A double data rate (DDR) memory interface (JEDEC JESD79-3E) has conventionally been present as a high speed memory interface standard. The DDR memory interface is used for RAM that is used in a personal computer and configured by a semiconductor circuit, such as, for example, a DDR synchronous dynamic random access memory (SDRAM).
With the DDR memory interface, content can be written to and read from RAM according to a request (command) from a memory controller. The DDR memory is memory that transfers data at a data transfer rate that is twice as high as the clock frequency by inputting and outputting the data at both the rising edge (positive edge) and the falling edge (negative edge) of the clock signal.
The DDR memory transmits to a dual in-line memory module (DIMM), an internal clock signal (CK signal) generated in the memory controller. The DIMM generates a data strobe signal (DQS signal) using the CK signal received from the DDR memory and transmits the DQS signal together with data signals (DQ signals) to the memory controller.

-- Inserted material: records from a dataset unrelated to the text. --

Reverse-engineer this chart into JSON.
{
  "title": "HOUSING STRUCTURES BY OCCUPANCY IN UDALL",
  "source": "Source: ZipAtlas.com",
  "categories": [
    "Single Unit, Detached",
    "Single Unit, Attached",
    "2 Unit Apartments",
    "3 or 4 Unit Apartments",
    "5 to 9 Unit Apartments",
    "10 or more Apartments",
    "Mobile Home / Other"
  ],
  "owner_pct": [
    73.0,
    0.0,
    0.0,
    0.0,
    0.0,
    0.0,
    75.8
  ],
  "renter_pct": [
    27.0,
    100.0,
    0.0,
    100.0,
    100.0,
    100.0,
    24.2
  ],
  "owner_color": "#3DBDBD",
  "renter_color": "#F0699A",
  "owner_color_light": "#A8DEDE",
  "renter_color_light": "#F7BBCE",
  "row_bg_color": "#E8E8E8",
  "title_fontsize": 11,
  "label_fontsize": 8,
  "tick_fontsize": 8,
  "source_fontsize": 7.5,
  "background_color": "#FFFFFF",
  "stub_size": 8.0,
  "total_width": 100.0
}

The memory controller receives the DQS and the DQ signals, retimes the DQ signals using the DQS signal, and newly employs the internal clock. In this case, to securely receive the data signals using a latch circuit at the reception point, the timing relation between the internal CK signal and the received data signal needs to be within a specific range.
According to a related technique, when a signal is to be delayed for a time period from the input thereof to the output thereof, the necessary delay time period is generated by disposing a circuit to generate a fine delay and a circuit to generate a coarse delay, and using a combination of the circuits (see, e.g., Japanese Laid-Open Patent Publication No. 2009-130455).
However, when a reading operation is executed, the time period from the time when the memory controller issues a read command until the time when the DQS and the DQ signals return to the memory controller (=flight time) varies. Factors causing variations may include, for example, the positions of the memory controller and the DIMM, the power source, and environmental variations such as temperature variations. When multi-slot DIMMs are mounted on the same DIMM channel, the variation differs according to the DIMM slot to be accessed.
When reading operations or writing operations are successively executed for multiple slots, suppression of the variation while the slots are switched at a high speed is difficult.